That Mary is the Mother of God means we do not begin with speculative accounts about God’s existence or nature. Our God is to be found in Mary’s womb. Because our God is to be found in Mary’s body we believe that same God desires to be taken in by us in this miraculous gift of the holy Eucharist, the body and blood of Christ. By partaking of this gift, a gift that if pondered leads us to ask with Mary, “How can this be?” But the gift makes the question possible, because through this gift we become participants in a time that is filled with God’s providential care of us. We are Christians. We live in Mary’s time.
Such a time is anything but empty. Rather, it is a time storied by people whose lives witness to the Lord of time, the Lord who encompasses all life and death. I suggested above that there was a politics often associated with the question, “Do you believe in the virgin birth?” There is also a politics that is entailed by our affirmation that Mary is the Mother of God. The politics of Mary is a politics of joy characteristic of a people who have no reason to be desperate. They have no reason to be desperate because they have faith in the Lord of time.
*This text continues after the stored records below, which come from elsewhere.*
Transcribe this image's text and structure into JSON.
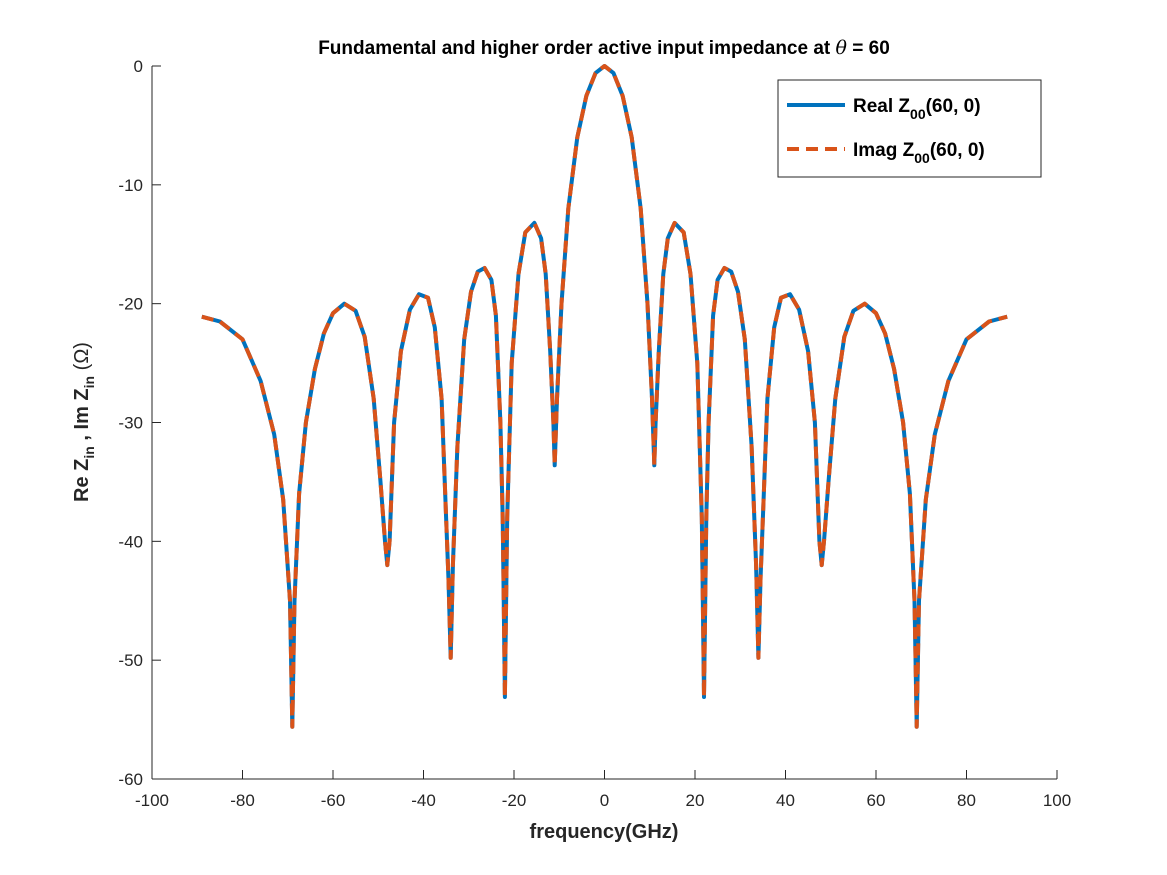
{
  "chart_data": {
    "type": "line",
    "title": "Fundamental and higher order active input impedance at θ = 60",
    "xlabel": "frequency(GHz)",
    "ylabel": "Re Zin , Im Zin (Ω)",
    "xlim": [
      -100,
      100
    ],
    "ylim": [
      -60,
      0
    ],
    "xticks": [
      -100,
      -80,
      -60,
      -40,
      -20,
      0,
      20,
      40,
      60,
      80,
      100
    ],
    "yticks": [
      0,
      -10,
      -20,
      -30,
      -40,
      -50,
      -60
    ],
    "grid": false,
    "legend_position": "top-right",
    "x": [
      -89,
      -85,
      -80,
      -76,
      -73,
      -71,
      -69.5,
      -69,
      -68.5,
      -67.5,
      -66,
      -64,
      -62,
      -60,
      -57.5,
      -55,
      -53,
      -51,
      -49.5,
      -48.5,
      -48,
      -47.5,
      -46.5,
      -45,
      -43,
      -41,
      -39,
      -37.5,
      -36,
      -35,
      -34.5,
      -34,
      -33.5,
      -32.5,
      -31,
      -29.5,
      -28,
      -26.5,
      -25,
      -24,
      -23,
      -22.5,
      -22,
      -21.5,
      -20.5,
      -19,
      -17.5,
      -15.5,
      -14,
      -13,
      -12,
      -11.3,
      -11,
      -10.5,
      -9.5,
      -8,
      -6,
      -4,
      -2,
      0,
      2,
      4,
      6,
      8,
      9.5,
      10.5,
      11,
      11.3,
      12,
      13,
      14,
      15.5,
      17.5,
      19,
      20.5,
      21.5,
      22,
      22.5,
      23,
      24,
      25,
      26.5,
      28,
      29.5,
      31,
      32.5,
      33.5,
      34,
      34.5,
      35,
      36,
      37.5,
      39,
      41,
      43,
      45,
      46.5,
      47.5,
      48,
      48.5,
      49.5,
      51,
      53,
      55,
      57.5,
      60,
      62,
      64,
      66,
      67.5,
      68.5,
      69,
      69.5,
      71,
      73,
      76,
      80,
      85,
      89
    ],
    "series": [
      {
        "name": "Real Z00(60, 0)",
        "color": "#0072BD",
        "style": "solid",
        "values": [
          -21.1,
          -21.5,
          -23.0,
          -26.5,
          -31.0,
          -36.5,
          -45.0,
          -55.6,
          -45.0,
          -36.0,
          -30.0,
          -25.5,
          -22.5,
          -20.8,
          -20.0,
          -20.6,
          -22.8,
          -28.0,
          -35.0,
          -40.0,
          -42.0,
          -40.0,
          -30.0,
          -24.0,
          -20.5,
          -19.2,
          -19.5,
          -22.0,
          -28.0,
          -38.0,
          -43.0,
          -49.8,
          -42.0,
          -32.0,
          -23.0,
          -19.0,
          -17.3,
          -17.0,
          -18.0,
          -21.0,
          -30.0,
          -38.0,
          -53.1,
          -38.0,
          -25.0,
          -17.5,
          -14.0,
          -13.2,
          -14.5,
          -17.5,
          -24.0,
          -30.0,
          -33.6,
          -28.0,
          -20.0,
          -12.0,
          -6.0,
          -2.5,
          -0.6,
          0.0,
          -0.6,
          -2.5,
          -6.0,
          -12.0,
          -20.0,
          -28.0,
          -33.6,
          -30.0,
          -24.0,
          -17.5,
          -14.5,
          -13.2,
          -14.0,
          -17.5,
          -25.0,
          -38.0,
          -53.1,
          -38.0,
          -30.0,
          -21.0,
          -18.0,
          -17.0,
          -17.3,
          -19.0,
          -23.0,
          -32.0,
          -42.0,
          -49.8,
          -43.0,
          -38.0,
          -28.0,
          -22.0,
          -19.5,
          -19.2,
          -20.5,
          -24.0,
          -30.0,
          -40.0,
          -42.0,
          -40.0,
          -35.0,
          -28.0,
          -22.8,
          -20.6,
          -20.0,
          -20.8,
          -22.5,
          -25.5,
          -30.0,
          -36.0,
          -45.0,
          -55.6,
          -45.0,
          -36.5,
          -31.0,
          -26.5,
          -23.0,
          -21.5,
          -21.1
        ]
      },
      {
        "name": "Imag Z00(60, 0)",
        "color": "#D95319",
        "style": "dashed",
        "values": [
          -21.1,
          -21.5,
          -23.0,
          -26.5,
          -31.0,
          -36.5,
          -45.0,
          -55.6,
          -45.0,
          -36.0,
          -30.0,
          -25.5,
          -22.5,
          -20.8,
          -20.0,
          -20.6,
          -22.8,
          -28.0,
          -35.0,
          -40.0,
          -42.0,
          -40.0,
          -30.0,
          -24.0,
          -20.5,
          -19.2,
          -19.5,
          -22.0,
          -28.0,
          -38.0,
          -43.0,
          -49.8,
          -42.0,
          -32.0,
          -23.0,
          -19.0,
          -17.3,
          -17.0,
          -18.0,
          -21.0,
          -30.0,
          -38.0,
          -53.1,
          -38.0,
          -25.0,
          -17.5,
          -14.0,
          -13.2,
          -14.5,
          -17.5,
          -24.0,
          -30.0,
          -33.6,
          -28.0,
          -20.0,
          -12.0,
          -6.0,
          -2.5,
          -0.6,
          0.0,
          -0.6,
          -2.5,
          -6.0,
          -12.0,
          -20.0,
          -28.0,
          -33.6,
          -30.0,
          -24.0,
          -17.5,
          -14.5,
          -13.2,
          -14.0,
          -17.5,
          -25.0,
          -38.0,
          -53.1,
          -38.0,
          -30.0,
          -21.0,
          -18.0,
          -17.0,
          -17.3,
          -19.0,
          -23.0,
          -32.0,
          -42.0,
          -49.8,
          -43.0,
          -38.0,
          -28.0,
          -22.0,
          -19.5,
          -19.2,
          -20.5,
          -24.0,
          -30.0,
          -40.0,
          -42.0,
          -40.0,
          -35.0,
          -28.0,
          -22.8,
          -20.6,
          -20.0,
          -20.8,
          -22.5,
          -25.5,
          -30.0,
          -36.0,
          -45.0,
          -55.6,
          -45.0,
          -36.5,
          -31.0,
          -26.5,
          -23.0,
          -21.5,
          -21.1
        ]
      }
    ]
  }
}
So, on this Sunday, a Sunday when Christmas seems so near, let us remember that because we are Mary’s people we are in no hurry. Let us wait in patience for the Christ-child whose own life depended on the lives of Mary and Joseph. The Word of God was made flesh. He came so that we might experience the fullness of time. Let us wait with Mary and Joseph for the child who will redeem all of time. Let us wait with patience and hope so that the world may discover that time is not empty; rather time remains pregnant with God’s promise found in Mary, the Mother of God.